In light of this, it is clear that the division of people, accentuated by anti-feminist and misogynist discourse spread via social media platforms, has made it more difficult to rally people together in support of women’s empowerment. Meanwhile, just as every coin has two sides, so does discourse. On the one hand, discourses such as “incel” can positively unite people with similar experiences or aspirations and generate a sense of connection, acceptance and comprehension. Nevertheless, such “positive” discourse could function negatively, sparking a perfect storm of rage, hate and a desire to harm others, further polarising people (Louie, 2018).
The Handmaid’s Tale has prompted analysis of issues beyond fertility, such as gender inequality and misogyny, which, as depicted in the novel, are serious real-world problems that require attention and resolution. Control over women begins with the assignment of social identities, and women can further be constrained into ‘docile bodies’ by power. The theory that the domination over women is completely patriarchal – and sometimes, imperial – is inaccurate; the role of internalised female misogyny in this cannot be overlooked.
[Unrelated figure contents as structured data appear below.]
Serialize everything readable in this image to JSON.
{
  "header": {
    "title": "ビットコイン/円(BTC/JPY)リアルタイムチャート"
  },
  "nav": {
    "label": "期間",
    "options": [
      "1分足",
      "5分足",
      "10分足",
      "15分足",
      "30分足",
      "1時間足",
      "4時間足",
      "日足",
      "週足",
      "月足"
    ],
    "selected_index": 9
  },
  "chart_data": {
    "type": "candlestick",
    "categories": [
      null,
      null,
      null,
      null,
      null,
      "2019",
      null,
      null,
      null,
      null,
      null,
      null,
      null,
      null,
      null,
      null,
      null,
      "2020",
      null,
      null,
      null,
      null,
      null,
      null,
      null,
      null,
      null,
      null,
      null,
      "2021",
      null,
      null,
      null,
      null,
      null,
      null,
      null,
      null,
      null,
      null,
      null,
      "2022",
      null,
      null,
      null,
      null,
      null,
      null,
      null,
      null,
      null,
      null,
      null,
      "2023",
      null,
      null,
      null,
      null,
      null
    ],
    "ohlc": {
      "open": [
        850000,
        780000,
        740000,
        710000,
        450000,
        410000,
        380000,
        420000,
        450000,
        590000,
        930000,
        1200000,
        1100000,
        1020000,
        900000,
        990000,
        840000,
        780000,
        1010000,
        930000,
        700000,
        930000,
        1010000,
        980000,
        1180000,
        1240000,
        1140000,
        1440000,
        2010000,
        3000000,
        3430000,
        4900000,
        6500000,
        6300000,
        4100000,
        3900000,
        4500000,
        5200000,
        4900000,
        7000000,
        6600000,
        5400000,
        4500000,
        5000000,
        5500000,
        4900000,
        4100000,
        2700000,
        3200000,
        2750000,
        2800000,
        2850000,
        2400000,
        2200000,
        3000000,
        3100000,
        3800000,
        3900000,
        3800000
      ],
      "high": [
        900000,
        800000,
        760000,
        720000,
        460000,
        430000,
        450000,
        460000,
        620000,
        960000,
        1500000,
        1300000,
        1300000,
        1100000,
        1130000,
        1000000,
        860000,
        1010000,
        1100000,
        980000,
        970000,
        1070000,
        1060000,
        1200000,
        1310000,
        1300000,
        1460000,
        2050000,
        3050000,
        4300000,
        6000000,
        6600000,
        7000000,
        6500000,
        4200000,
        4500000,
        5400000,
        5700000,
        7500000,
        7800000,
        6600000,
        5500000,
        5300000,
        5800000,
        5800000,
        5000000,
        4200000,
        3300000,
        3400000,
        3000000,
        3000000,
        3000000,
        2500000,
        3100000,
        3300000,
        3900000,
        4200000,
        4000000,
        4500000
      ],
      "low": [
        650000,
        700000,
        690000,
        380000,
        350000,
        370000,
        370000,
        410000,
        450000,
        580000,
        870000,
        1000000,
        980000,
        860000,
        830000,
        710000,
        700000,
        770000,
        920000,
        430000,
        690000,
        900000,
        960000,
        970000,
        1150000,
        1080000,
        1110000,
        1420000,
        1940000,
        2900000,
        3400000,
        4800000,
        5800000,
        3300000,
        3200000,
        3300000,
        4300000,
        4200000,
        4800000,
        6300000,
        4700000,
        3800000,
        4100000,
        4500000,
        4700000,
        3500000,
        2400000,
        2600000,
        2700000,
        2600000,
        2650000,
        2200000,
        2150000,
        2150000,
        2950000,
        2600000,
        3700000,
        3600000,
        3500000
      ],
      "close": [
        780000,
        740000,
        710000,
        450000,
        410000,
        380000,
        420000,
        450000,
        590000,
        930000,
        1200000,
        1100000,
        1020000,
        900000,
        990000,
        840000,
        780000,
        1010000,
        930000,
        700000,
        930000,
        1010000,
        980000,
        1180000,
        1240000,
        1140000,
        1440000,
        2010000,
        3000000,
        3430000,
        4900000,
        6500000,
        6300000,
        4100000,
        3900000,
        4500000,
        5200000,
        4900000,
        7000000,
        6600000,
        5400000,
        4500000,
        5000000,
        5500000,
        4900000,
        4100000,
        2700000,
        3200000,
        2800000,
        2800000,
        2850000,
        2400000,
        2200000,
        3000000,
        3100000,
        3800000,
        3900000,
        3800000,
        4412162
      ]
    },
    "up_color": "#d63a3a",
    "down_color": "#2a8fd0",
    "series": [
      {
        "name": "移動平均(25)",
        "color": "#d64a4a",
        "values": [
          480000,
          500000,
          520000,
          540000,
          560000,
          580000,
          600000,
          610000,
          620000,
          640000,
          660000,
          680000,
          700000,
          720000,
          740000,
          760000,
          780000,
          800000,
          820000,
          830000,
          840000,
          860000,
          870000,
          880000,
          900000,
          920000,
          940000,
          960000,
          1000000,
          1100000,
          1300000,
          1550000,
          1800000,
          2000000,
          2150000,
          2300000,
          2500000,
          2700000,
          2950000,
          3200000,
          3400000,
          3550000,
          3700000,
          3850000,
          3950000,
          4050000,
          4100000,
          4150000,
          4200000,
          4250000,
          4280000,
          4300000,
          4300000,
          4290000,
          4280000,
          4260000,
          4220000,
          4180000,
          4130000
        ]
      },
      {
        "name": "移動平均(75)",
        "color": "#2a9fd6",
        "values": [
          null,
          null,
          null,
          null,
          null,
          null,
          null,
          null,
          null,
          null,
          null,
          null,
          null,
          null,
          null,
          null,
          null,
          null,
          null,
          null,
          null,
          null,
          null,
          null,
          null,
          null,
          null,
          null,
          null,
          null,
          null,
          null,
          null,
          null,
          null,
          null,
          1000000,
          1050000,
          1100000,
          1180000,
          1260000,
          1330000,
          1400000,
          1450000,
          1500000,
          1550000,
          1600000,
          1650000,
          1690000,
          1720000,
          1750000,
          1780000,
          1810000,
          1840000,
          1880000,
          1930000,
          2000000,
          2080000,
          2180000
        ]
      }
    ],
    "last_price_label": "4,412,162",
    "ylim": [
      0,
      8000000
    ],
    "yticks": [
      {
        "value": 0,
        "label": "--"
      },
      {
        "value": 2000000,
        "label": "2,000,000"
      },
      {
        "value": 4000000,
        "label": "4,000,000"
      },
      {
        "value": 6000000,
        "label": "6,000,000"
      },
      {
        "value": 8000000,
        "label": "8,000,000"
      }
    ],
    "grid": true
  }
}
Fortunately, when common challenges or goals arise, people may put their differences aside and work cooperatively for the greater good. Social institutions should take their responsibilities and use their power appropriately to guide the public and inspire a greater public awareness of the issues and need for women’s empowerment. At the same time, the negative influences posed by social media should also be considered and their potentially harmful effects minimised.